Numa tarde bem gostosa, dessas de outono, em que o dia está ensolarado mas não está quente, Nico acordou do cochilo que sempre tirava depois do almoço. Bocejou, espreguiçou-se e foi falar com seu pai, sobre um assunto que o estava incomodando.

Roberto, seu pai, ou Bob-pai, como Nico costumava chamá-lo, estava na oficina e também acabara de acordar. Ainda estava deitado, ao sol, tentando se animar para fazer qualquer coisa. Até então, a preguiça estava vencendo.

- Bob-pai.

- Oi, filho.

Trocaram algumas palavras ainda antes de Nico abordar a questão que queria resolver.

- É o seguinte, Bob-pai. A mãe está dando em cima de mim. De novo, você sabe.

- É, eu sei. Andei reparando. É o jeito dela. Ela gosta de você.

- Mas Bob-pai, você acha normal ela gostar desse jeito de mim?

- Eu, se fosse você, aproveitava. Se eu estivesse na sua idade, quero dizer.

- Mas ela é minha mãe, Bob-pai.

- E daí? Todo mundo pega a mãe. Elas mesmas querem. Você não teve esse problema com sua irmã. Nem eu, aliás – acrescentou Roberto, sorrindo e com um aspecto nostálgico no rosto.

- Mas com a Brenda foi só daquela vez. Eu era virgem, estava angustiado.

- E continua, pelo visto.

- Pai, eu preciso saber quem eu sou. Não posso ser filho, irmão, amante, marido, tio, tudo ao mesmo tempo. Não pode ser assim. Cada um precisa ter um lugar, saber quem é.

Essa discussão era muito difícil para Roberto. Ele não tinha criado seu filho pra ser assim, confuso, inconformado, triste. Na verdade, ele mal tinha criado seu filho, passando boa parte do tempo correndo atrás de Brenda, Carolina, Zizizinha, Marilu ou, mais recentemente, dormindo o tempo todo na oficina.

- Filho, vou lhe contar uma história, disse assumindo um ar professoral.
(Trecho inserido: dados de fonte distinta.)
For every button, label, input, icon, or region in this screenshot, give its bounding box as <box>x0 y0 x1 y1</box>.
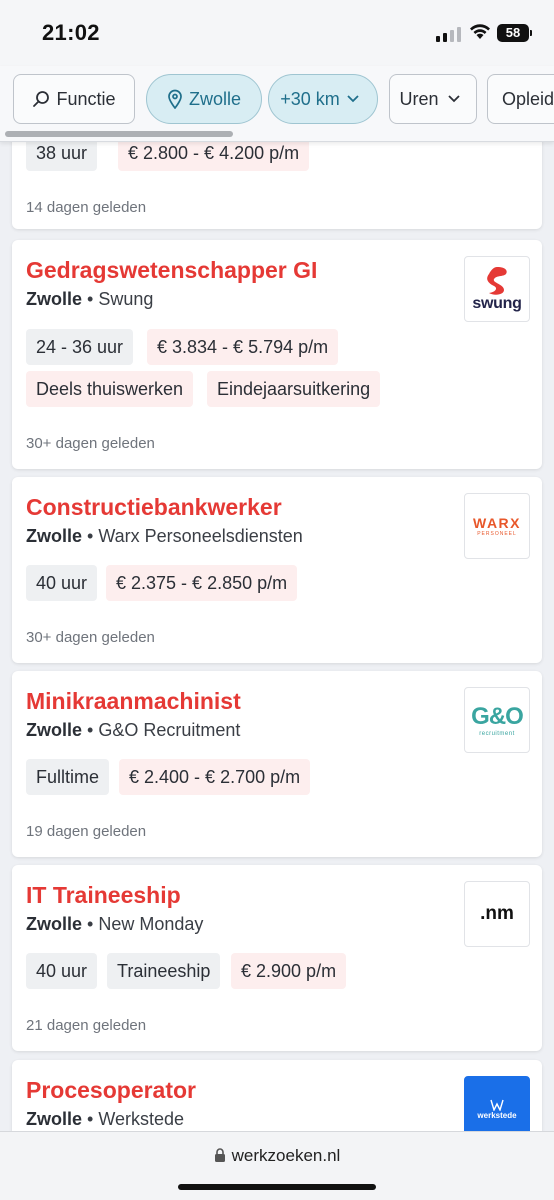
posted-date: 30+ dagen geleden <box>26 435 155 452</box>
browser-address-bar[interactable]: werkzoeken.nl <box>0 1131 554 1200</box>
location-filter-label: Zwolle <box>188 88 241 109</box>
go-logo-text: G&O <box>471 703 524 730</box>
wifi-icon <box>470 24 490 39</box>
function-filter-button[interactable]: Functie <box>13 74 135 124</box>
status-bar: 21:02 58 <box>0 0 554 66</box>
job-location-company: Zwolle • G&O Recruitment <box>26 720 241 740</box>
job-card[interactable]: Minikraanmachinist Zwolle • G&O Recruitm… <box>12 671 542 857</box>
job-location: Zwolle <box>26 289 83 309</box>
job-location: Zwolle <box>26 914 83 934</box>
hours-tag: 40 uur <box>26 565 98 601</box>
company-logo[interactable]: G&O recruitment <box>464 687 530 753</box>
salary-tag: € 3.834 - € 5.794 p/m <box>147 329 339 365</box>
url-display[interactable]: werkzoeken.nl <box>0 1146 554 1166</box>
werkstede-logo-mark <box>490 1099 504 1111</box>
job-location: Zwolle <box>26 1109 83 1129</box>
salary-tag: € 2.400 - € 2.700 p/m <box>119 759 311 795</box>
chevron-down-icon <box>347 95 359 103</box>
company-logo[interactable]: swung <box>464 256 530 322</box>
go-logo-subtext: recruitment <box>479 731 515 737</box>
filter-bar[interactable]: Functie Zwolle +30 km Uren Opleiding <box>0 66 554 142</box>
company-name: New Monday <box>98 914 204 934</box>
job-card[interactable]: Gedragswetenschapper GI Zwolle • Swung 2… <box>12 240 542 469</box>
benefit-tag: Eindejaarsuitkering <box>207 371 381 407</box>
distance-filter-button[interactable]: +30 km <box>268 74 378 124</box>
job-title[interactable]: Minikraanmachinist <box>26 688 241 715</box>
job-card[interactable]: IT Traineeship Zwolle • New Monday 40 uu… <box>12 865 542 1051</box>
warx-logo-subtext: PERSONEEL <box>477 531 517 537</box>
job-location-company: Zwolle • Werkstede <box>26 1109 185 1129</box>
swung-logo-mark <box>487 267 507 295</box>
job-title[interactable]: Constructiebankwerker <box>26 494 282 521</box>
posted-date: 19 dagen geleden <box>26 823 147 840</box>
horizontal-scrollbar[interactable] <box>5 131 233 137</box>
job-title[interactable]: Procesoperator <box>26 1077 196 1104</box>
education-filter-label: Opleiding <box>502 88 554 109</box>
education-filter-button[interactable]: Opleiding <box>487 74 554 124</box>
posted-date: 21 dagen geleden <box>26 1017 147 1034</box>
hours-tag: 40 uur <box>26 953 98 989</box>
job-location: Zwolle <box>26 720 83 740</box>
location-filter-button[interactable]: Zwolle <box>146 74 262 124</box>
posted-date: 14 dagen geleden <box>26 199 147 216</box>
job-location-company: Zwolle • Warx Personeelsdiensten <box>26 526 303 546</box>
hours-filter-button[interactable]: Uren <box>389 74 477 124</box>
salary-tag: € 2.900 p/m <box>231 953 347 989</box>
newmonday-logo-text: .nm <box>480 903 514 924</box>
location-pin-icon <box>168 89 182 109</box>
battery-icon: 58 <box>497 24 532 42</box>
swung-logo-text: swung <box>472 295 522 312</box>
job-location-company: Zwolle • New Monday <box>26 914 204 934</box>
hours-filter-label: Uren <box>399 88 439 109</box>
job-location-company: Zwolle • Swung <box>26 289 154 309</box>
job-title[interactable]: Gedragswetenschapper GI <box>26 257 317 284</box>
distance-filter-label: +30 km <box>280 88 340 109</box>
chevron-down-icon <box>447 95 460 103</box>
salary-tag: € 2.375 - € 2.850 p/m <box>106 565 298 601</box>
hours-tag: 24 - 36 uur <box>26 329 134 365</box>
cellular-signal-icon <box>436 26 461 42</box>
company-logo[interactable]: .nm <box>464 881 530 947</box>
werkstede-logo-text: werkstede <box>477 1110 517 1120</box>
function-filter-label: Functie <box>56 88 116 109</box>
status-time: 21:02 <box>42 20 100 45</box>
hours-tag: Fulltime <box>26 759 110 795</box>
warx-logo-text: WARX <box>473 515 521 531</box>
lock-icon <box>214 1148 225 1162</box>
job-location: Zwolle <box>26 526 83 546</box>
home-indicator[interactable] <box>178 1184 376 1190</box>
search-icon <box>33 91 50 107</box>
job-card[interactable]: Constructiebankwerker Zwolle • Warx Pers… <box>12 477 542 663</box>
url-text: werkzoeken.nl <box>231 1146 341 1165</box>
contract-tag: Traineeship <box>107 953 221 989</box>
posted-date: 30+ dagen geleden <box>26 629 155 646</box>
benefit-tag: Deels thuiswerken <box>26 371 194 407</box>
company-name: Werkstede <box>98 1109 185 1129</box>
company-name: Swung <box>98 289 154 309</box>
company-name: G&O Recruitment <box>98 720 241 740</box>
job-title[interactable]: IT Traineeship <box>26 882 181 909</box>
company-logo[interactable]: WARX PERSONEEL <box>464 493 530 559</box>
company-name: Warx Personeelsdiensten <box>98 526 303 546</box>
Uma história muito antiga, do teatro grego, um mito criado pelos humanos.

Nico, Roberto e toda a família eram mistos de vira-lata com dálmatas; bonzinhos que só vendo. Nico deitou-se de barriga para ouvir. Era sua posição favorita.

- Era uma vez, começou o pai, um príncipe que tinha se perdido da família quando bebê. Ele por acaso foi adotado por outro rei, de outro lugar, e continuou sendo príncipe nesse novo reino. Quando ele cresceu, estava viajando e se meteu em uma confusão na estrada e acabou matando um homem. Tempos depois, ele se casou com uma rainha viúva e virou rei. Ele gostava muito dessa mulher, ela era mais velha, tinha até idade pra ser a mãe dele, mas o amor é assim mesmo. Você está entendendo tudo até aqui?
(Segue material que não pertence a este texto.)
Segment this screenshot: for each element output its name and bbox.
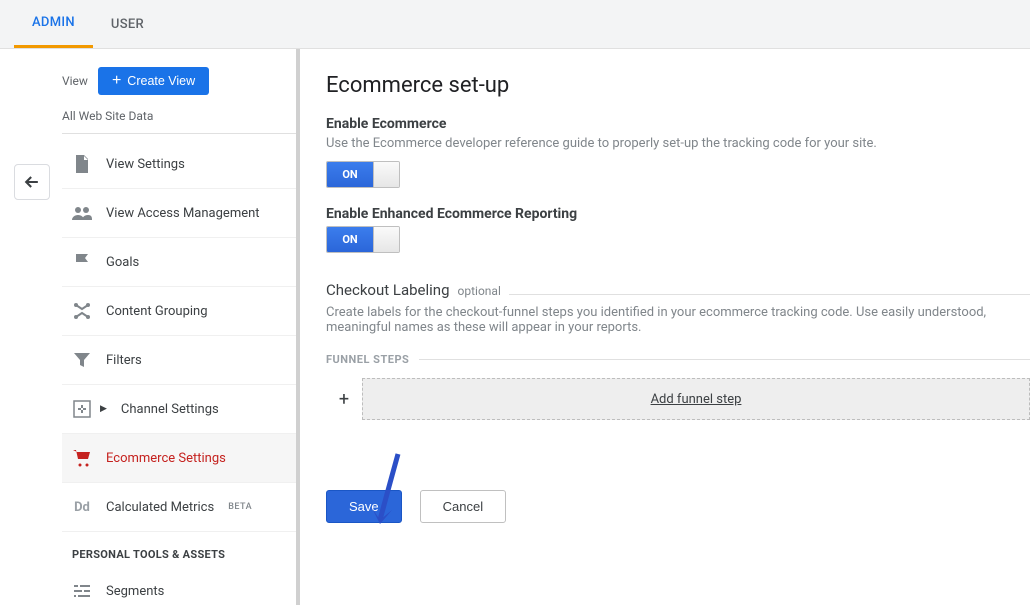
- tab-admin[interactable]: ADMIN: [14, 0, 93, 48]
- sidebar-item-goals[interactable]: Goals: [62, 238, 296, 287]
- sidebar-item-label: Content Grouping: [106, 304, 208, 319]
- sidebar-item-label: Segments: [106, 584, 164, 599]
- channel-icon: [72, 399, 92, 419]
- divider: [509, 294, 1030, 295]
- sidebar-item-content-grouping[interactable]: Content Grouping: [62, 287, 296, 336]
- people-icon: [72, 203, 92, 223]
- sidebar-item-label: Channel Settings: [121, 402, 219, 417]
- toggle-handle: [373, 227, 399, 252]
- sidebar-item-label: Ecommerce Settings: [106, 451, 226, 466]
- sidebar-item-calculated-metrics[interactable]: Dd Calculated Metrics BETA: [62, 483, 296, 532]
- enable-ecommerce-toggle[interactable]: ON: [326, 161, 400, 188]
- view-selector[interactable]: All Web Site Data: [62, 103, 296, 134]
- sidebar-item-label: View Settings: [106, 157, 185, 172]
- toggle-on-label: ON: [327, 227, 373, 252]
- sidebar-item-filters[interactable]: Filters: [62, 336, 296, 385]
- create-view-button[interactable]: + Create View: [98, 67, 209, 95]
- sidebar-item-label: Calculated Metrics: [106, 500, 214, 515]
- funnel-steps-label-text: FUNNEL STEPS: [326, 353, 409, 366]
- sidebar-item-view-settings[interactable]: View Settings: [62, 140, 296, 189]
- sidebar: View + Create View All Web Site Data Vie…: [0, 49, 300, 605]
- beta-badge: BETA: [228, 502, 252, 512]
- optional-label: optional: [458, 284, 501, 298]
- enable-ecommerce-desc: Use the Ecommerce developer reference gu…: [326, 136, 1030, 151]
- divider: [419, 359, 1030, 360]
- section-header-personal: PERSONAL TOOLS & ASSETS: [62, 532, 296, 567]
- sidebar-item-label: View Access Management: [106, 206, 260, 221]
- sidebar-item-label: Goals: [106, 255, 139, 270]
- sidebar-item-ecommerce-settings[interactable]: Ecommerce Settings: [62, 434, 296, 483]
- sidebar-item-label: Filters: [106, 353, 142, 368]
- segments-icon: [72, 581, 92, 601]
- funnel-steps-label: FUNNEL STEPS: [326, 353, 1030, 366]
- dd-icon: Dd: [72, 497, 92, 517]
- enable-enhanced-toggle[interactable]: ON: [326, 226, 400, 253]
- save-button[interactable]: Save: [326, 490, 402, 523]
- tab-user[interactable]: USER: [93, 0, 162, 48]
- checkout-labeling-title: Checkout Labeling: [326, 281, 450, 299]
- create-view-label: Create View: [127, 74, 195, 88]
- enable-ecommerce-label: Enable Ecommerce: [326, 116, 1030, 132]
- checkout-desc: Create labels for the checkout-funnel st…: [326, 305, 1030, 335]
- page-title: Ecommerce set-up: [326, 73, 1030, 98]
- top-tabs: ADMIN USER: [0, 0, 1030, 49]
- cancel-button[interactable]: Cancel: [420, 490, 506, 523]
- flag-icon: [72, 252, 92, 272]
- toggle-on-label: ON: [327, 162, 373, 187]
- content-panel: Ecommerce set-up Enable Ecommerce Use th…: [302, 49, 1030, 605]
- sidebar-item-segments[interactable]: Segments: [62, 567, 296, 605]
- cart-icon: [72, 448, 92, 468]
- funnel-plus-icon: +: [326, 378, 362, 420]
- arrow-left-icon: [22, 172, 42, 192]
- chevron-right-icon: ▶: [100, 404, 107, 414]
- grouping-icon: [72, 301, 92, 321]
- plus-icon: +: [112, 73, 121, 89]
- toggle-handle: [373, 162, 399, 187]
- sidebar-item-access-management[interactable]: View Access Management: [62, 189, 296, 238]
- view-label: View: [62, 74, 88, 88]
- sidebar-item-channel-settings[interactable]: ▶ Channel Settings: [62, 385, 296, 434]
- back-button[interactable]: [14, 164, 50, 200]
- document-icon: [72, 154, 92, 174]
- filter-icon: [72, 350, 92, 370]
- add-funnel-step-button[interactable]: Add funnel step: [362, 378, 1030, 420]
- enable-enhanced-label: Enable Enhanced Ecommerce Reporting: [326, 206, 1030, 222]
- Sim, respondeu Nico, que só não tinha entendido ainda onde Roberto queria chegar com aquela história.

- Enfim, esse príncipe, que agora era um rei muito feliz, veio a saber por um vidente cego que na verdade o cara que ele matou na estrada era o antigo rei daquela terra, o antigo marido de sua esposa. E o pior de tudo, saca só, é que o rei antigo era na verdade o pai dele. E a mulher, claro, a sua mãe.

- E o que aconteceu?

- Bom, a mãe se matou. O filho, que deveria ser príncipe e agora era rei, furou os próprios olhos e saiu andando descalço pelo mundo que nem um mendigo. Ficou com os pés todos esfolados. Os filhos que o príncipe tinha tido com a própria mãe se mataram entre si; por várias gerações só houve brigas, traições, desgraças. Uma tragédia, disse Roberto para finalizar, rindo.

- Mas pai, não entendi o que eu tenho a ver com isso.

- Meu filho, o importante é você não saber quem é a sua mãe. Aproveita, faz de conta que você é de outro reino e pega logo a velha, que ela está querendo. Aliás, é bom você tirar da cabeça isso de saber quem você é, porque sempre dá confusão. Não quer que nossa família morra, não é?

- Não, mas...

- Se quer saber quem é, eu te digo: você é adotado. Não é verdade, mas se você quer tanto uma identidade, pega essa. Se quiser ir mais longe, vai querer dizer quem cada um é, o que cada um pode ou não pode fazer, vai querer criar regrinhas e vai reprimir todo mundo. Afinal, essa é a vantagem de ser cachorro: a gente pega geral. Mãe, filha, irmã, sobrinha, cunhada. Não importa quem elas são ou quem a gente é.

Nesse momento, chegava na oficina Júnior, que era o filho do mecânico. Ele adorava aquele cachorro que, apesar de velho, ainda era muito brincalhão. Jogou uma bolinha velha de tênis e Roberto foi na hora atrás dela, terminando o papo com seu filho.

Nico, de quem Júnior não gostava muito, ficou amuado e foi embora dali. No caminho, sentiu um pouco de inveja dos humanos. Eles não sentem a sua angústia: sempre sabem o que fazer.